Eine Gewichtsreduktion hat, wie neueste Studien zeigen, eine deutliche Auswirkung auf die Insulinsekretion. Um welche Größenordnung handelt es sich dabei im Schnitt?
Sowohl die European Association for the Study of Diabetes (EASD), als auch die Österreichische Diabetes Gesellschaft (ÖDG) sagen ganz klar, dass man in der Behandlung des Diabetes gewichtszentriert arbeiten müssen – weil das Übergewicht kausal dafür verantwortlich ist, dass Diabetes auf Basis genetischer Veranlagung ausbricht. Wir wissen auch von Studien
über massive Gewichtsreduktion mittels Formuladiäten, dass man eine Remission erzielen
kann. Das heißt, wenn ich an der Gewichtsschraube drehe, drehe ich automatisch auch an
der Diabetesschraube.
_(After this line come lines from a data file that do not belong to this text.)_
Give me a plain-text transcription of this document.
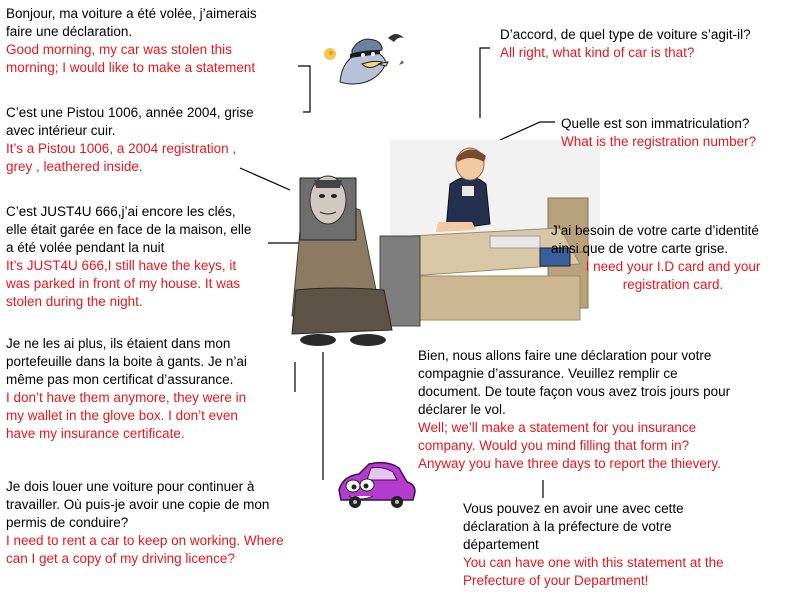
Bonjour, ma voiture a été volée, j’aimerais
faire une déclaration.
Good morning, my car was stolen this
morning; I would like to make a statement
D’accord, de quel type de voiture s’agit-il?
All right, what kind of car is that?
C’est une Pistou 1006, année 2004, grise
avec intérieur cuir.
It’s a Pistou 1006, a 2004 registration ,
grey , leathered inside.
Quelle est son immatriculation?
What is the registration number?
C’est JUST4U 666,j’ai encore les clés,
elle était garée en face de la maison, elle
a été volée pendant la nuit
It’s JUST4U 666,I still have the keys, it
was parked in front of my house. It was
stolen during the night.
J’ai besoin de votre carte d’identité
ainsi que de votre carte grise.
I need your I.D card and your
registration card.
Je ne les ai plus, ils étaient dans mon
portefeuille dans la boite à gants. Je n’ai
même pas mon certificat d’assurance.
I don’t have them anymore, they were in
my wallet in the glove box. I don’t even
have my insurance certificate.
Bien, nous allons faire une déclaration pour votre
compagnie d’assurance. Veuillez remplir ce
document. De toute façon vous avez trois jours pour
déclarer le vol.
Well; we’ll make a statement for you insurance
company. Would you mind filling that form in?
Anyway you have three days to report the thievery.
Je dois louer une voiture pour continuer à
travailler. Où puis-je avoir une copie de mon
permis de conduire?
I need to rent a car to keep on working. Where
can I get a copy of my driving licence?
Vous pouvez en avoir une avec cette
déclaration à la préfecture de votre
département
You can have one with this statement at the
Prefecture of your Department!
Aus der bariatrischen Chirurgie wissen wir, wenn wir das Körpergewicht um 15 Prozent reduzieren, können wir eine Reihe von Komorbiditäten reduzieren. Wir bringen beispielsweise die Nichtalkoholische Fettleberhepatitis (NASH) in Remission, verbessern die Hypertonie und erreichen einen Bereich der Normoglykämie. 

Eine Reduktion ab 15 Prozent aufwärts war medikamentös bisher nicht möglich. Die dualen GIP/GLP-1-Rezeptor-Agonisten zeigen in Studien, dass man damit das Körpergewicht um zwölf Prozent bei Menschen mit Diabetes und um bis zu 22 Prozent bei Menschen ohne Diabetes reduzieren kann. Das kommt schon in Bereiche, die man bisher nur aus der metabolischen Chirurgie kannte.

Wir brauchen die bariatische Chirurgie immer noch – für sehr übergewichtige Personen, oder in Fällen, in denen die Therapie nicht anspricht oder nicht vertragen wird.

Ein großer Kostenfaktor in der Behandlung des Diabetes sind die Spätkomplikationen.
Wie sieht die Wirtschaftlichkeit der neuen Therapieoption aus?
Besorgniserregend und eigentlich unmenschlich ist die derzeitige Erstattungsregelung, da
sie Menschen mit Diabetes de facto diskriminiert. Im Gegensatz zu anderen Erkrankungen, wo richtigerweise sehr früh die wirksamste Therapie auf Kassenkosten zur Anwendung kommt, sind die Erstattungshürden in diesem Fall sehr hoch. Denn für eine Erstattung muss eine Person sehr übergewichtig, vorbehandelt und sehr schlecht therapeutisch eingestellt sein. Somit werden Menschen oft über Jahre einem gefährlich hohem Zuckerwert ausgesetzt – mit allen Komplikationen, die sich daraus ergeben – bis dann spät aber doch diese effektive Therapie erstattet wird.

Wir wissen von Studien über massive Gewichtsreduktion mittels Formuladiäten, dass man eine Remission erzielen kann. Das heißt, wenn man an der Gewichtsschraube dreht, dreht man automatisch auch an der Diabetesschraube.

Es gibt bereits Studien dieser Therapieoption versus Insulin, die belegen, dass es – ganz
abgesehen vom Vorteil für die Betroffenen – auch einen klaren ökonomischen Benefit gibt. Es gibt noch nicht ausreichend Langzeitdaten, um zu wissen, ob die Therapie wirkt, solange sie verabreicht wird. Aber soweit wir die Daten sehen, können wir damit zumindest die Diabetesprogression weit hinauszögern. Diesen neuen Wirkstoff in einer frühen Therapielinie
einzusetzen, ist anfangs teurer, aber mittelfristig kostensparend. Das haben wir auch in einem Brief der Österreichischen Diabetes Gesellschaft an die Heilmittel Evaluations Kommission deutlich kommuniziert und warten auf eine Antwort.